La Cimade souhaite également que les détenus puissent exercer leur droit au séjour, en ayant accès aux procédures de demande ou de renouvellement de titre. Or, si une circulaire a été publiée dans ce sens en mars 2013(2), les situations restent « très disparates » d’une prison à une autre. L’association demande donc aux pouvoirs publics de signer un décret qui « aurait force de loi et [qui] pourrait ainsi garantir les droits de toutes les personnes dans toutes les prisons », mais aussi d’admettre au séjour les personnes qui ne peuvent pas être éloignées du territoire.
Le rapport revient en outre sur « la persistance » de la double peine qui, « contrairement aux idées reçues », n’a pas été abolie par la loi du 26 novembre 2003(3). Pour ceux qui relèvent d’une catégorie « protégée » d’une interdiction du territoire français (ITF) subsiste en effet la difficulté à en apporter la preuve, notamment en matière de durée du séjour en France. D’après une étude réalisée par le ministère de la Justice, précise la Cimade, « en 2007, l’ITF a été prononcée par les juridictions pénales dans 43 % des condamnations visant des étrangers ».

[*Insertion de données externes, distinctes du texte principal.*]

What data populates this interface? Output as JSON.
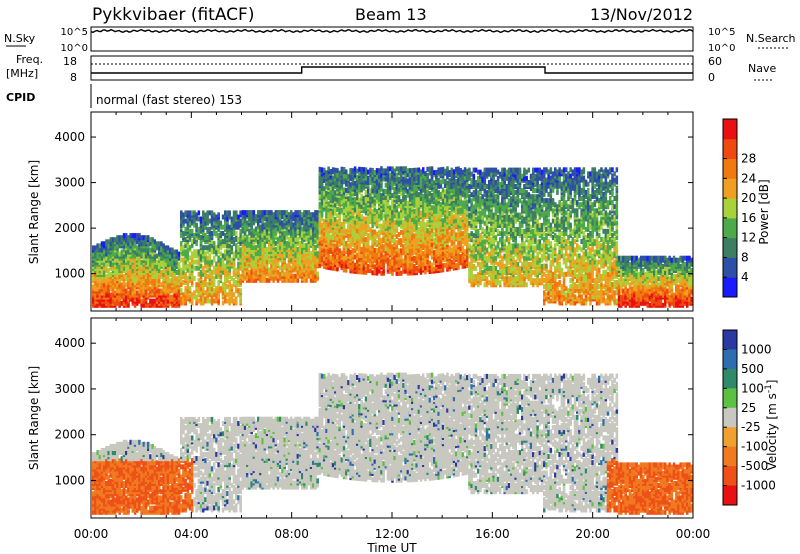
{
  "header": {
    "station": "Pykkvibaer (fitACF)",
    "beam": "Beam 13",
    "date": "13/Nov/2012"
  },
  "nsky_panel": {
    "left_label": "N.Sky",
    "right_label": "N.Search",
    "ticks_left": [
      "10^5",
      "10^0"
    ],
    "ticks_right": [
      "10^5",
      "10^0"
    ]
  },
  "freq_panel": {
    "left_label_1": "Freq.",
    "left_label_2": "[MHz]",
    "right_label": "Nave",
    "ticks_left": [
      "18",
      "8"
    ],
    "ticks_right": [
      "60",
      "0"
    ]
  },
  "cpid": {
    "label": "CPID",
    "text": "normal (fast stereo) 153"
  },
  "chart_data": [
    {
      "type": "heatmap",
      "name": "power",
      "ylabel": "Slant Range [km]",
      "y_ticks": [
        "1000",
        "2000",
        "3000",
        "4000"
      ],
      "ylim": [
        180,
        4550
      ],
      "xlim_hours": [
        0,
        24
      ],
      "colorbar": {
        "label": "Power [dB]",
        "ticks": [
          "4",
          "8",
          "12",
          "16",
          "20",
          "24",
          "28"
        ],
        "colors": [
          "#1a1aff",
          "#2e4fa8",
          "#3d7d64",
          "#4caa4a",
          "#a9d23a",
          "#f0a020",
          "#f07a10",
          "#ee4a10",
          "#e81010"
        ]
      }
    },
    {
      "type": "heatmap",
      "name": "velocity",
      "ylabel": "Slant Range [km]",
      "y_ticks": [
        "1000",
        "2000",
        "3000",
        "4000"
      ],
      "ylim": [
        180,
        4550
      ],
      "xlim_hours": [
        0,
        24
      ],
      "colorbar": {
        "label": "Velocity [m s^-1]",
        "ticks": [
          "1000",
          "500",
          "100",
          "25",
          "-25",
          "-100",
          "-500",
          "-1000"
        ],
        "colors": [
          "#2a3aa0",
          "#2e6eb0",
          "#2f8a6a",
          "#5cc040",
          "#c8c8c0",
          "#f0a030",
          "#f07a20",
          "#ee5018",
          "#e81010"
        ]
      }
    }
  ],
  "x_axis": {
    "label": "Time UT",
    "ticks": [
      "00:00",
      "04:00",
      "08:00",
      "12:00",
      "16:00",
      "20:00",
      "00:00"
    ]
  }
}
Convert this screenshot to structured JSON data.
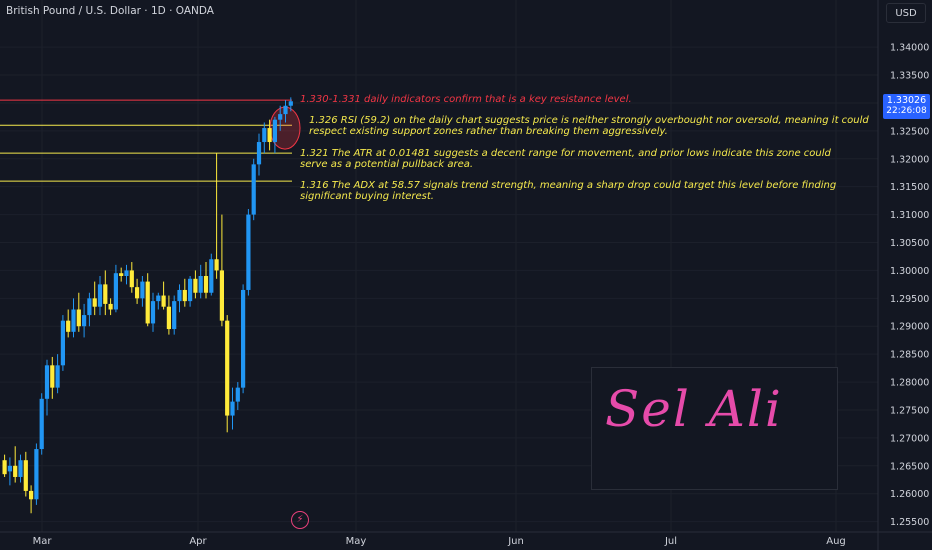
{
  "header": {
    "symbol_title": "British Pound / U.S. Dollar · 1D · OANDA",
    "currency_label": "USD"
  },
  "price_badge": {
    "price": "1.33026",
    "countdown": "22:26:08"
  },
  "annotations": [
    {
      "level": 1.3305,
      "color": "#f23645",
      "text": "1.330-1.331 daily indicators confirm that is a key resistance level."
    },
    {
      "level": 1.326,
      "color": "#f5e94d",
      "text": "1.326 RSI (59.2) on the daily chart suggests price is neither strongly overbought nor oversold, meaning it could respect existing support zones rather than breaking them aggressively."
    },
    {
      "level": 1.321,
      "color": "#f5e94d",
      "text": "1.321 The ATR at 0.01481 suggests a decent range for movement, and prior lows indicate this zone could serve as a potential pullback area."
    },
    {
      "level": 1.316,
      "color": "#f5e94d",
      "text": "1.316 The ADX at 58.57 signals trend strength, meaning a sharp drop could target this level before finding significant buying interest."
    }
  ],
  "signature": "Sel  Ali",
  "chart_data": {
    "type": "candlestick",
    "symbol": "GBPUSD",
    "interval": "1D",
    "y_range": [
      1.2535,
      1.3445
    ],
    "y_ticks": [
      "1.34000",
      "1.33500",
      "1.33000",
      "1.32500",
      "1.32000",
      "1.31500",
      "1.31000",
      "1.30500",
      "1.30000",
      "1.29500",
      "1.29000",
      "1.28500",
      "1.28000",
      "1.27500",
      "1.27000",
      "1.26500",
      "1.26000",
      "1.25500"
    ],
    "x_labels": [
      "Mar",
      "Apr",
      "May",
      "Jun",
      "Jul",
      "Aug"
    ],
    "colors": {
      "up": "#2196f3",
      "down": "#ffeb3b",
      "resistance": "#f23645",
      "support": "#f5e94d"
    },
    "candles": [
      {
        "o": 1.266,
        "h": 1.267,
        "l": 1.263,
        "c": 1.2635
      },
      {
        "o": 1.264,
        "h": 1.2665,
        "l": 1.2615,
        "c": 1.265
      },
      {
        "o": 1.265,
        "h": 1.2685,
        "l": 1.262,
        "c": 1.263
      },
      {
        "o": 1.263,
        "h": 1.267,
        "l": 1.262,
        "c": 1.266
      },
      {
        "o": 1.266,
        "h": 1.2675,
        "l": 1.2595,
        "c": 1.2605
      },
      {
        "o": 1.2605,
        "h": 1.2615,
        "l": 1.2565,
        "c": 1.259
      },
      {
        "o": 1.259,
        "h": 1.269,
        "l": 1.258,
        "c": 1.268
      },
      {
        "o": 1.268,
        "h": 1.278,
        "l": 1.267,
        "c": 1.277
      },
      {
        "o": 1.277,
        "h": 1.284,
        "l": 1.274,
        "c": 1.283
      },
      {
        "o": 1.283,
        "h": 1.2845,
        "l": 1.277,
        "c": 1.279
      },
      {
        "o": 1.279,
        "h": 1.285,
        "l": 1.278,
        "c": 1.283
      },
      {
        "o": 1.283,
        "h": 1.292,
        "l": 1.282,
        "c": 1.291
      },
      {
        "o": 1.291,
        "h": 1.293,
        "l": 1.288,
        "c": 1.289
      },
      {
        "o": 1.289,
        "h": 1.295,
        "l": 1.288,
        "c": 1.293
      },
      {
        "o": 1.293,
        "h": 1.296,
        "l": 1.289,
        "c": 1.29
      },
      {
        "o": 1.29,
        "h": 1.294,
        "l": 1.288,
        "c": 1.292
      },
      {
        "o": 1.292,
        "h": 1.296,
        "l": 1.29,
        "c": 1.295
      },
      {
        "o": 1.295,
        "h": 1.298,
        "l": 1.292,
        "c": 1.2935
      },
      {
        "o": 1.2935,
        "h": 1.299,
        "l": 1.292,
        "c": 1.2975
      },
      {
        "o": 1.2975,
        "h": 1.3,
        "l": 1.292,
        "c": 1.294
      },
      {
        "o": 1.294,
        "h": 1.295,
        "l": 1.292,
        "c": 1.293
      },
      {
        "o": 1.293,
        "h": 1.301,
        "l": 1.2925,
        "c": 1.2995
      },
      {
        "o": 1.2995,
        "h": 1.3005,
        "l": 1.298,
        "c": 1.299
      },
      {
        "o": 1.299,
        "h": 1.301,
        "l": 1.2975,
        "c": 1.3
      },
      {
        "o": 1.3,
        "h": 1.3015,
        "l": 1.296,
        "c": 1.297
      },
      {
        "o": 1.297,
        "h": 1.2985,
        "l": 1.294,
        "c": 1.295
      },
      {
        "o": 1.295,
        "h": 1.299,
        "l": 1.2935,
        "c": 1.298
      },
      {
        "o": 1.298,
        "h": 1.2995,
        "l": 1.29,
        "c": 1.2905
      },
      {
        "o": 1.2905,
        "h": 1.296,
        "l": 1.289,
        "c": 1.2945
      },
      {
        "o": 1.2945,
        "h": 1.296,
        "l": 1.293,
        "c": 1.2955
      },
      {
        "o": 1.2955,
        "h": 1.298,
        "l": 1.293,
        "c": 1.2935
      },
      {
        "o": 1.2935,
        "h": 1.2955,
        "l": 1.2885,
        "c": 1.2895
      },
      {
        "o": 1.2895,
        "h": 1.2955,
        "l": 1.2885,
        "c": 1.2945
      },
      {
        "o": 1.2945,
        "h": 1.2975,
        "l": 1.2925,
        "c": 1.2965
      },
      {
        "o": 1.2965,
        "h": 1.2985,
        "l": 1.2935,
        "c": 1.2945
      },
      {
        "o": 1.2945,
        "h": 1.299,
        "l": 1.2935,
        "c": 1.2985
      },
      {
        "o": 1.2985,
        "h": 1.3,
        "l": 1.295,
        "c": 1.296
      },
      {
        "o": 1.296,
        "h": 1.301,
        "l": 1.295,
        "c": 1.299
      },
      {
        "o": 1.299,
        "h": 1.3015,
        "l": 1.295,
        "c": 1.296
      },
      {
        "o": 1.296,
        "h": 1.303,
        "l": 1.2955,
        "c": 1.302
      },
      {
        "o": 1.302,
        "h": 1.321,
        "l": 1.2985,
        "c": 1.3
      },
      {
        "o": 1.3,
        "h": 1.31,
        "l": 1.29,
        "c": 1.291
      },
      {
        "o": 1.291,
        "h": 1.292,
        "l": 1.271,
        "c": 1.274
      },
      {
        "o": 1.274,
        "h": 1.279,
        "l": 1.2715,
        "c": 1.2765
      },
      {
        "o": 1.2765,
        "h": 1.28,
        "l": 1.275,
        "c": 1.279
      },
      {
        "o": 1.279,
        "h": 1.2975,
        "l": 1.278,
        "c": 1.2965
      },
      {
        "o": 1.2965,
        "h": 1.311,
        "l": 1.2955,
        "c": 1.31
      },
      {
        "o": 1.31,
        "h": 1.32,
        "l": 1.309,
        "c": 1.319
      },
      {
        "o": 1.319,
        "h": 1.3245,
        "l": 1.317,
        "c": 1.323
      },
      {
        "o": 1.323,
        "h": 1.3265,
        "l": 1.321,
        "c": 1.3255
      },
      {
        "o": 1.3255,
        "h": 1.327,
        "l": 1.3215,
        "c": 1.323
      },
      {
        "o": 1.323,
        "h": 1.3275,
        "l": 1.321,
        "c": 1.327
      },
      {
        "o": 1.327,
        "h": 1.3295,
        "l": 1.325,
        "c": 1.328
      },
      {
        "o": 1.328,
        "h": 1.3305,
        "l": 1.3265,
        "c": 1.3295
      },
      {
        "o": 1.3295,
        "h": 1.331,
        "l": 1.3285,
        "c": 1.3303
      }
    ]
  }
}
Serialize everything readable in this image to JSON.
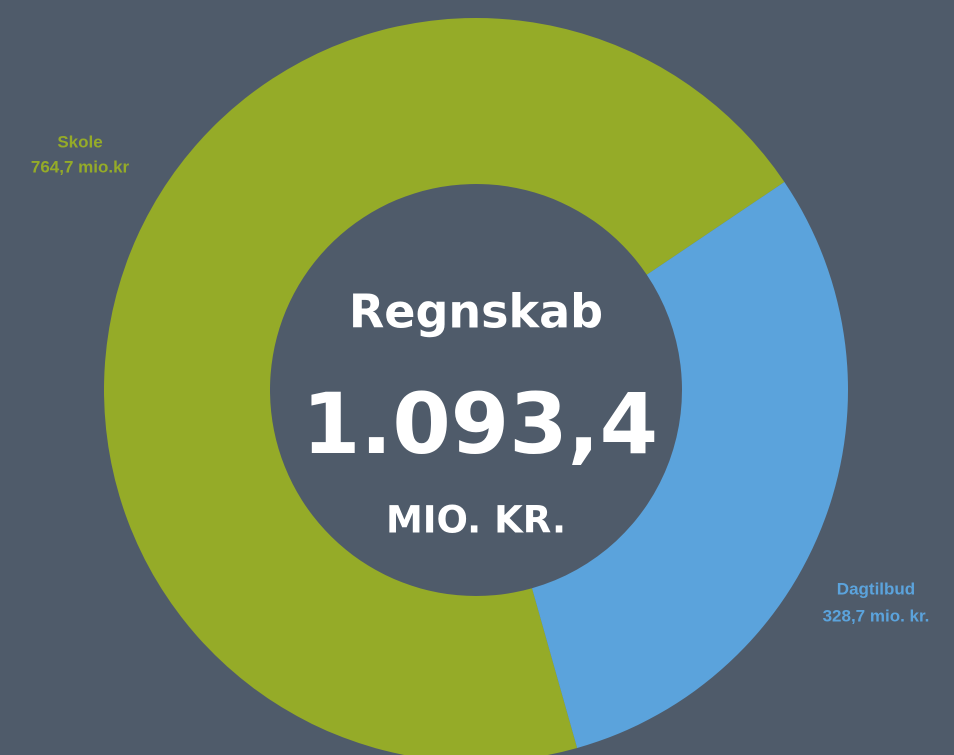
{
  "chart_data": {
    "type": "donut",
    "categories": [
      "Skole",
      "Dagtilbud"
    ],
    "values": [
      764.7,
      328.7
    ],
    "value_labels": [
      "764,7 mio.kr",
      "328,7 mio. kr."
    ],
    "colors": [
      "#95ab28",
      "#5ba3dc"
    ],
    "center_title": "Regnskab",
    "total": 1093.4,
    "total_label": "1.093,4",
    "total_unit": "MIO. KR."
  }
}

Alors que « pour les personnes étrangères détenues, l’état de santé est un motif de protection contre une mesure d’expulsion ou encore pour l’obtention d’un titre de séjour », les procédures mises en place en prison sont « complexes et peu efficientes », ajoute la Cimade. De fait, des personnes gravement malades continuent à être expulsées dès la sortie de prison, « alors que leur vie est en danger dans leur pays d’origine en raison de l’absence d’accès effectif à un traitement ». La Cimade appelle à « garantir les impératifs de santé qui doivent toujours primer sur toute considération de menace à l’ordre public » et à suspendre les mesures d’éloignement et d’expulsion jusqu’à ce qu’un avis médical soit rendu.
L’association pointe aussi que les personnes étrangères accèdent très peu aux aménagements de peine : la surcharge de travail des services pénitentiaires d’insertion et de probation, ajoutée à la complexité du droit des étrangers, rend difficiles l’évaluation de leur situation et la mise en œuvre des recours. Le rapport déplore enfin des atteintes au respect de la vie familiale : « dans certains établissements, le permis de visite est refusé aux membres de familles d’étrangers lorsqu’ils ne sont pas en mesure de présenter un titre de séjour valide ». L’organisation réclame donc, notamment, l’application de l’article 8 de la Convention européenne des droits de l’Homme garantissant le respect du droit à la vie privée et familiale, « avec une interprétation large et non restrictive ».
(1) Etrangers en prison, à l’ombre du droit – Disponible sur
(3) Loi relative à la maîtrise de l’immigration, au séjour des étrangers en France et à la nationalité.